In practice, certification is rarely a single event. Testing may identify issues that require design changes, additional documentation or further rounds of assessment before compliance can be demonstrated.

For this reason, successful projects typically consider compliance requirements from the outset and engage with certification houses early to understand lead times, testing requirements and booking availability.

Projects that plan certification activities early generally experience fewer delays and are better able to maintain development schedules.

Can Hooper Quinn help prepare products for certification?

Yes.

In many cases, successful certification begins long before a product enters a test laboratory. Design decisions made early in development can have a significant impact on compliance, testing costs and certification timelines.

While formal certification activities may involve specialist laboratories, notified bodies, or regulatory experts, Hooper Quinn can manage and support all of the engineering work required to prepare a product for certification.

This may include:

  • identifying applicable regulations and standards;
  • defining certification strategies;
  • requirements capture and compliance planning;
  • design reviews;
  • risk assessments;
  • technical documentation;
  • pre-certification testing programmes;
  • prototype development;
  • verification activities;
  • laboratory liaison and test planning;
  • management of certification schedules and activities.
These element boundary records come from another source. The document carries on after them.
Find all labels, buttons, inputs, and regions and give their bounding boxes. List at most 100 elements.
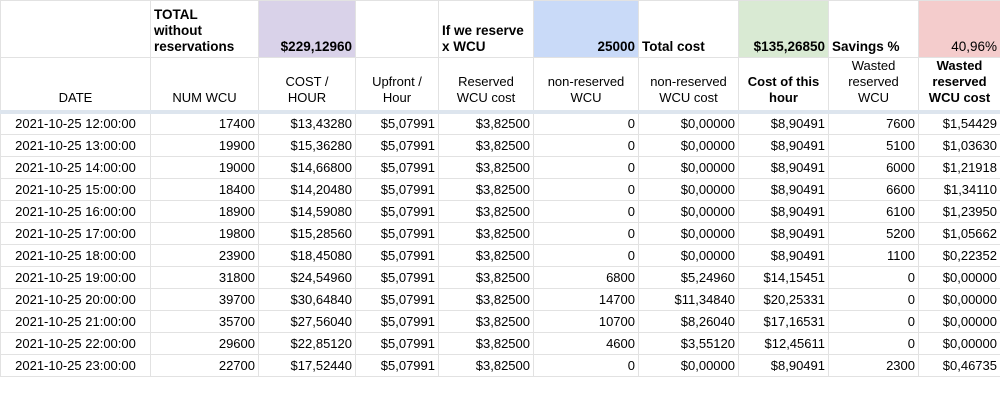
- cell-cost-of-this-hour[interactable]: $8,90491: [738, 133, 829, 157]
- cell-wasted-reserved-wcu[interactable]: 6100: [828, 199, 919, 223]
- cell-non-reserved-wcu[interactable]: 0: [533, 133, 639, 157]
- summary-total-cost-value-cell[interactable]: $135,26850: [738, 0, 829, 58]
- cell-non-reserved-wcu[interactable]: 0: [533, 155, 639, 179]
- summary-total-label[interactable]: TOTAL without reservations: [150, 0, 259, 58]
- cell-num-wcu[interactable]: 23900: [150, 243, 259, 267]
- cell-upfront-hour[interactable]: $5,07991: [355, 309, 439, 333]
- column-header-date[interactable]: DATE: [0, 57, 151, 114]
- cell-reserved-wcu-cost[interactable]: $3,82500: [438, 243, 534, 267]
- cell-non-reserved-wcu-cost[interactable]: $8,26040: [638, 309, 739, 333]
- cell-reserved-wcu-cost[interactable]: $3,82500: [438, 133, 534, 157]
- column-header-num-wcu[interactable]: NUM WCU: [150, 57, 259, 114]
- cell-non-reserved-wcu[interactable]: 0: [533, 221, 639, 245]
- column-header-non-reserved-wcu[interactable]: non-reserved WCU: [533, 57, 639, 114]
- cell-num-wcu[interactable]: 18900: [150, 199, 259, 223]
- summary-reserved-wcu-cell[interactable]: 25000: [533, 0, 639, 58]
- cell-cost-hour[interactable]: $14,20480: [258, 177, 356, 201]
- cell-cost-hour[interactable]: $15,36280: [258, 133, 356, 157]
- cell-upfront-hour[interactable]: $5,07991: [355, 243, 439, 267]
- cell-cost-of-this-hour[interactable]: $12,45611: [738, 331, 829, 355]
- cell-upfront-hour[interactable]: $5,07991: [355, 177, 439, 201]
- cell-non-reserved-wcu[interactable]: 0: [533, 353, 639, 377]
- cell-cost-of-this-hour[interactable]: $8,90491: [738, 199, 829, 223]
- column-header-upfront-hour[interactable]: Upfront / Hour: [355, 57, 439, 114]
- cell-upfront-hour[interactable]: $5,07991: [355, 155, 439, 179]
- cell-cost-of-this-hour[interactable]: $8,90491: [738, 111, 829, 135]
- summary-total-cost-per-hour-cell[interactable]: $229,12960: [258, 0, 356, 58]
- cell-num-wcu[interactable]: 39700: [150, 287, 259, 311]
- cell-non-reserved-wcu-cost[interactable]: $11,34840: [638, 287, 739, 311]
- cell-non-reserved-wcu-cost[interactable]: $0,00000: [638, 199, 739, 223]
- cell-reserved-wcu-cost[interactable]: $3,82500: [438, 287, 534, 311]
- cell-num-wcu[interactable]: 18400: [150, 177, 259, 201]
- cell-wasted-reserved-wcu[interactable]: 2300: [828, 353, 919, 377]
- cell-reserved-wcu-cost[interactable]: $3,82500: [438, 199, 534, 223]
- cell-date[interactable]: 2021-10-25 20:00:00: [0, 287, 151, 311]
- cell-upfront-hour[interactable]: $5,07991: [355, 353, 439, 377]
- cell-wasted-reserved-wcu-cost[interactable]: $1,05662: [918, 221, 1000, 245]
- column-header-reserved-wcu-cost[interactable]: Reserved WCU cost: [438, 57, 534, 114]
- cell-date[interactable]: 2021-10-25 21:00:00: [0, 309, 151, 333]
- cell-upfront-hour[interactable]: $5,07991: [355, 331, 439, 355]
- cell-upfront-hour[interactable]: $5,07991: [355, 221, 439, 245]
- cell-wasted-reserved-wcu[interactable]: 6000: [828, 155, 919, 179]
- cell-cost-hour[interactable]: $13,43280: [258, 111, 356, 135]
- cell-non-reserved-wcu-cost[interactable]: $3,55120: [638, 331, 739, 355]
- cell-num-wcu[interactable]: 19900: [150, 133, 259, 157]
- cell-cost-of-this-hour[interactable]: $8,90491: [738, 177, 829, 201]
- cell-date[interactable]: 2021-10-25 23:00:00: [0, 353, 151, 377]
- cell-cost-hour[interactable]: $30,64840: [258, 287, 356, 311]
- cell-reserved-wcu-cost[interactable]: $3,82500: [438, 331, 534, 355]
- cell-num-wcu[interactable]: 31800: [150, 265, 259, 289]
- cell-wasted-reserved-wcu[interactable]: 0: [828, 287, 919, 311]
- cell-num-wcu[interactable]: 17400: [150, 111, 259, 135]
- cell-cost-hour[interactable]: $14,59080: [258, 199, 356, 223]
- summary-savings-value-cell[interactable]: 40,96%: [918, 0, 1000, 58]
- cell-non-reserved-wcu[interactable]: 0: [533, 243, 639, 267]
- cell-date[interactable]: 2021-10-25 12:00:00: [0, 111, 151, 135]
- cell-cost-of-this-hour[interactable]: $8,90491: [738, 155, 829, 179]
- cell-wasted-reserved-wcu[interactable]: 6600: [828, 177, 919, 201]
- cell-cost-hour[interactable]: $27,56040: [258, 309, 356, 333]
- summary-reserve-label[interactable]: If we reserve x WCU: [438, 0, 534, 58]
- cell-non-reserved-wcu-cost[interactable]: $0,00000: [638, 111, 739, 135]
- empty-cell[interactable]: [355, 0, 439, 58]
- column-header-non-reserved-wcu-cost[interactable]: non-reserved WCU cost: [638, 57, 739, 114]
- cell-non-reserved-wcu[interactable]: 0: [533, 111, 639, 135]
- cell-wasted-reserved-wcu-cost[interactable]: $1,21918: [918, 155, 1000, 179]
- column-header-cost-of-this-hour[interactable]: Cost of this hour: [738, 57, 829, 114]
- summary-total-cost-label[interactable]: Total cost: [638, 0, 739, 58]
- cell-date[interactable]: 2021-10-25 13:00:00: [0, 133, 151, 157]
- cell-date[interactable]: 2021-10-25 19:00:00: [0, 265, 151, 289]
- cell-wasted-reserved-wcu-cost[interactable]: $0,22352: [918, 243, 1000, 267]
- cell-non-reserved-wcu[interactable]: 6800: [533, 265, 639, 289]
- cell-cost-hour[interactable]: $14,66800: [258, 155, 356, 179]
- cell-wasted-reserved-wcu[interactable]: 0: [828, 309, 919, 333]
- cell-wasted-reserved-wcu-cost[interactable]: $1,03630: [918, 133, 1000, 157]
- cell-wasted-reserved-wcu-cost[interactable]: $0,46735: [918, 353, 1000, 377]
- cell-date[interactable]: 2021-10-25 22:00:00: [0, 331, 151, 355]
- cell-upfront-hour[interactable]: $5,07991: [355, 199, 439, 223]
- column-header-wasted-reserved-wcu[interactable]: Wasted reserved WCU: [828, 57, 919, 114]
- cell-non-reserved-wcu-cost[interactable]: $0,00000: [638, 177, 739, 201]
- cell-wasted-reserved-wcu[interactable]: 0: [828, 265, 919, 289]
- cell-num-wcu[interactable]: 29600: [150, 331, 259, 355]
- cell-cost-of-this-hour[interactable]: $8,90491: [738, 243, 829, 267]
- cell-non-reserved-wcu-cost[interactable]: $0,00000: [638, 155, 739, 179]
- cell-date[interactable]: 2021-10-25 15:00:00: [0, 177, 151, 201]
- cell-non-reserved-wcu-cost[interactable]: $5,24960: [638, 265, 739, 289]
- cell-wasted-reserved-wcu[interactable]: 5200: [828, 221, 919, 245]
- cell-date[interactable]: 2021-10-25 16:00:00: [0, 199, 151, 223]
- cell-reserved-wcu-cost[interactable]: $3,82500: [438, 309, 534, 333]
- cell-upfront-hour[interactable]: $5,07991: [355, 265, 439, 289]
- cell-date[interactable]: 2021-10-25 14:00:00: [0, 155, 151, 179]
- cell-cost-hour[interactable]: $15,28560: [258, 221, 356, 245]
- cell-upfront-hour[interactable]: $5,07991: [355, 287, 439, 311]
- cell-cost-of-this-hour[interactable]: $14,15451: [738, 265, 829, 289]
- cell-num-wcu[interactable]: 22700: [150, 353, 259, 377]
- cell-reserved-wcu-cost[interactable]: $3,82500: [438, 221, 534, 245]
- cell-wasted-reserved-wcu-cost[interactable]: $0,00000: [918, 265, 1000, 289]
- cell-non-reserved-wcu[interactable]: 4600: [533, 331, 639, 355]
- cell-cost-hour[interactable]: $18,45080: [258, 243, 356, 267]
- cell-cost-of-this-hour[interactable]: $8,90491: [738, 221, 829, 245]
We also conduct in-house pre-certification testing to identify potential issues before formal laboratory testing begins. This can help reduce risk, avoid unnecessary test failures, and improve confidence ahead of certification activities.

By considering compliance requirements throughout development, potential issues can often be identified and addressed long before they become costly programme delays.
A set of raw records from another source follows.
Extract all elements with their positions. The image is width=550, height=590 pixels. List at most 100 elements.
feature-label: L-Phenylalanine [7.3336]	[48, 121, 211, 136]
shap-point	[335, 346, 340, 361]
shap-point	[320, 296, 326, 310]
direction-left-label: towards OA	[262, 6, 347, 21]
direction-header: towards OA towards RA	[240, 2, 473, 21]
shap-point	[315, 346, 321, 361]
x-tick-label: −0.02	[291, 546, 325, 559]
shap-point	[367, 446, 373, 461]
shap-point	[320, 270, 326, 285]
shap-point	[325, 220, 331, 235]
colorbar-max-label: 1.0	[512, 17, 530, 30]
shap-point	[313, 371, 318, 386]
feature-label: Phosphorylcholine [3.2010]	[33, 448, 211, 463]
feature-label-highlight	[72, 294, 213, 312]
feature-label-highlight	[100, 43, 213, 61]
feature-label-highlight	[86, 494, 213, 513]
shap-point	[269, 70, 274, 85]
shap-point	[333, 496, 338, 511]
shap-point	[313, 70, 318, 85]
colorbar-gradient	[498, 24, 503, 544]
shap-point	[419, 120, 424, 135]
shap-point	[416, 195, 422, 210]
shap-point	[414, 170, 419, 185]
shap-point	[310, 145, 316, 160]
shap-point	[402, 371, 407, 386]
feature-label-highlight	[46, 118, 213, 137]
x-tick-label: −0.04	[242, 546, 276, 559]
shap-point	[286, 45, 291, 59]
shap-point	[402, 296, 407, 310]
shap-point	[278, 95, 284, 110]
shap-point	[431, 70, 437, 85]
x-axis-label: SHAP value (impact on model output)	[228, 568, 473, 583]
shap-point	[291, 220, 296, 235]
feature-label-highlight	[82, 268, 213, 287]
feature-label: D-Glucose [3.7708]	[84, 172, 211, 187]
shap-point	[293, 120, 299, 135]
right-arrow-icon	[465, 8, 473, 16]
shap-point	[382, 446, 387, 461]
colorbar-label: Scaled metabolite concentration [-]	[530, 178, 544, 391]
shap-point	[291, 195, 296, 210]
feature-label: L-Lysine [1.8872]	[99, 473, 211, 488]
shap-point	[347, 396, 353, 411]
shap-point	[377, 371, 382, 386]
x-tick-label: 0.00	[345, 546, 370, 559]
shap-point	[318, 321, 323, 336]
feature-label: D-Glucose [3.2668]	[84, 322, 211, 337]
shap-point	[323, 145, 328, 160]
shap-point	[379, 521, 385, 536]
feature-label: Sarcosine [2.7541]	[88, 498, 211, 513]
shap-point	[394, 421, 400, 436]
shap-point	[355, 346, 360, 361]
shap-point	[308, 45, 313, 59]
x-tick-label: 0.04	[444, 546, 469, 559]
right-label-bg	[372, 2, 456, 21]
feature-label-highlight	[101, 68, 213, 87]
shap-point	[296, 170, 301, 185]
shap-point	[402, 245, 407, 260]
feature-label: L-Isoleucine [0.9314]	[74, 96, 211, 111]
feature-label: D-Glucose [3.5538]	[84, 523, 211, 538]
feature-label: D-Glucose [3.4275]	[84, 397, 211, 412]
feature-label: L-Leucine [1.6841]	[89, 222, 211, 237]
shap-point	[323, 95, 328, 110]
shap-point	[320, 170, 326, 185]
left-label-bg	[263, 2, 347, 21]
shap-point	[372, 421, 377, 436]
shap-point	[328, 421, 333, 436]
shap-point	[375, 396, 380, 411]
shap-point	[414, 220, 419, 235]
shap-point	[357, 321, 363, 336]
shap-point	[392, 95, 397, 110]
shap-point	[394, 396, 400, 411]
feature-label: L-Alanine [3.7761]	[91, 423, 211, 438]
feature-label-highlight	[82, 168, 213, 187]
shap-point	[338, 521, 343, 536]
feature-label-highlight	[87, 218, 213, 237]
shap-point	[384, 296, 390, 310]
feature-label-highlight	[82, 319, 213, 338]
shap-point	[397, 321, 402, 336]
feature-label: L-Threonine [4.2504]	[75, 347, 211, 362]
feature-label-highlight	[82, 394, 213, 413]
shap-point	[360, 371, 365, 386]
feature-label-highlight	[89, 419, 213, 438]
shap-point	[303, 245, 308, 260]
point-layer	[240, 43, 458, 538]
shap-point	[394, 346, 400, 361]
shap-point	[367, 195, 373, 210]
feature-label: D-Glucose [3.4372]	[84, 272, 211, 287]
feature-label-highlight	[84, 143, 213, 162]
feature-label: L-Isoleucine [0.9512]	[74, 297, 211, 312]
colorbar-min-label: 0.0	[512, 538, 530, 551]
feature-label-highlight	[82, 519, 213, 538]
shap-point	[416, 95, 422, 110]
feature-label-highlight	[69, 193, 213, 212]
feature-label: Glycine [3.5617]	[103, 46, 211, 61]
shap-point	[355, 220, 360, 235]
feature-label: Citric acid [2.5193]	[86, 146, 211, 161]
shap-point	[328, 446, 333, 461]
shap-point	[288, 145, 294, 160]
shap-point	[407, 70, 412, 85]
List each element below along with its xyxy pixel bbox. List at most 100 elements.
Can Hooper Quinn help with compliance planning?

Yes.

In our experience, compliance planning is most effective when it begins at the start of a project rather than immediately before certification.
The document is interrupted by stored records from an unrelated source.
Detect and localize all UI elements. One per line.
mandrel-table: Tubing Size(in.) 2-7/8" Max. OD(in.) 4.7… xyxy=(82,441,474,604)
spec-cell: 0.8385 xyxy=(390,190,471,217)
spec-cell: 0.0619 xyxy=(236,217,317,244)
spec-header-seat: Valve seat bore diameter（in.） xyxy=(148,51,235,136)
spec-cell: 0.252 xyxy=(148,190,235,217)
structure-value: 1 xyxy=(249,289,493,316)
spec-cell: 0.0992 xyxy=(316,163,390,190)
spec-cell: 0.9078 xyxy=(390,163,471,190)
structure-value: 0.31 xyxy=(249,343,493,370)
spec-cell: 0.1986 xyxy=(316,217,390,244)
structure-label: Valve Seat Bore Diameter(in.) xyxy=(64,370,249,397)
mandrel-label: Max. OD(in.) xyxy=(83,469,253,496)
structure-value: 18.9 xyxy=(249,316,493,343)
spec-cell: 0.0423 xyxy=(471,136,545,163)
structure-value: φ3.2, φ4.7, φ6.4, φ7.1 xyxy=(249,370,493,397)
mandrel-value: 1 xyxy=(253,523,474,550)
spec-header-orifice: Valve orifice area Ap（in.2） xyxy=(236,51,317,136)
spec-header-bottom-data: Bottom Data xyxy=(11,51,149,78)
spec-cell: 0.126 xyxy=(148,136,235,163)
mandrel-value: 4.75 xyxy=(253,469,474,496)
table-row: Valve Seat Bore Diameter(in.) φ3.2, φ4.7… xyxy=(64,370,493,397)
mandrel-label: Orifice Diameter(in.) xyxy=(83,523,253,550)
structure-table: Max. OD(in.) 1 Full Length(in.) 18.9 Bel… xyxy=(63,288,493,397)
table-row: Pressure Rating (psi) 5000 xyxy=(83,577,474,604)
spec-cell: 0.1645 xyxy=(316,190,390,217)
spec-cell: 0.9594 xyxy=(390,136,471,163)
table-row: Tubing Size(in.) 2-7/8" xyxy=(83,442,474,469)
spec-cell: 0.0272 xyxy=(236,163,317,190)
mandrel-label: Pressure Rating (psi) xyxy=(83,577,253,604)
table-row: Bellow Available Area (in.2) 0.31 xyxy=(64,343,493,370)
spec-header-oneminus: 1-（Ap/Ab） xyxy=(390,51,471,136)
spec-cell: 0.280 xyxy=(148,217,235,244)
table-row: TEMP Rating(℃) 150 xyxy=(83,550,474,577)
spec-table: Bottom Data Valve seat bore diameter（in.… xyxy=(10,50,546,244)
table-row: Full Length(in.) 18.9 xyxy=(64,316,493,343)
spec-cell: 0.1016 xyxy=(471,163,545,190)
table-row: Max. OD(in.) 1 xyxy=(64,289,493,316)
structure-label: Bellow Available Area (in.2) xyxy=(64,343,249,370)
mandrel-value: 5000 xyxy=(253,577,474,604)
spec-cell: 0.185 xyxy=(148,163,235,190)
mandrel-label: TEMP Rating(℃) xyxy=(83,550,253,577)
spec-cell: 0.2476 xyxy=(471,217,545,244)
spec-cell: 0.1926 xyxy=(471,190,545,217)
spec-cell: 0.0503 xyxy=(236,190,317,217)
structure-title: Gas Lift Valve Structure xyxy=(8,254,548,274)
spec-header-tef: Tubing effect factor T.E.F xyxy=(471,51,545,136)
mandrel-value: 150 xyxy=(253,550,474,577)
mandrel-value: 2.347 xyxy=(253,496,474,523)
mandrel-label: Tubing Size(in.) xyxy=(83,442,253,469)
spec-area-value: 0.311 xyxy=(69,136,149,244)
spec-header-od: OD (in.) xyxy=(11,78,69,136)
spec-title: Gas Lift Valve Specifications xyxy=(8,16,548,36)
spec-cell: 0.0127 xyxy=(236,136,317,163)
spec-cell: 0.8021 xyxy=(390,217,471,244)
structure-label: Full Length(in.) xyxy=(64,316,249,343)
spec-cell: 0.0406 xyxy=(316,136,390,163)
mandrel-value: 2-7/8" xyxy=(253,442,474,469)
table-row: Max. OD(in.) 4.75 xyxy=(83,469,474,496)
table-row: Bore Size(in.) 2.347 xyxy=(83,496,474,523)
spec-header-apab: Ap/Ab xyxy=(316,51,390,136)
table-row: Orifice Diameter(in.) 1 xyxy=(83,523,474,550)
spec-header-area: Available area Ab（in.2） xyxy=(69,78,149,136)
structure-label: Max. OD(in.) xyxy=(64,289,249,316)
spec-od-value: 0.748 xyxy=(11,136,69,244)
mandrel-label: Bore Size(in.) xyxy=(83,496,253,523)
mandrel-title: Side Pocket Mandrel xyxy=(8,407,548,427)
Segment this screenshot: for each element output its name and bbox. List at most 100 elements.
Many certification challenges originate from decisions made during concept development, architecture definition, component selection or prototype design. Identifying compliance requirements early can therefore reduce risk, improve predictability and avoid costly redesign activities later in the programme.

Hooper Quinn can help:

  • identify applicable regulations and standards;
  • define certification pathways;
  • establish compliance requirements;
  • assess technical and regulatory risks;
  • develop testing strategies;
  • plan verification and validation activities;
  • engage with certification laboratories;
  • build compliance activities into project plans and budgets.

We always incorporate compliance considerations into the overall development programme, ensuring that certification activities are planned alongside design, prototyping and testing rather than being treated as a separate exercise at the end of the project.

This integrated approach helps organisations understand what evidence will ultimately be required, when it will be needed and how it can be generated efficiently throughout development.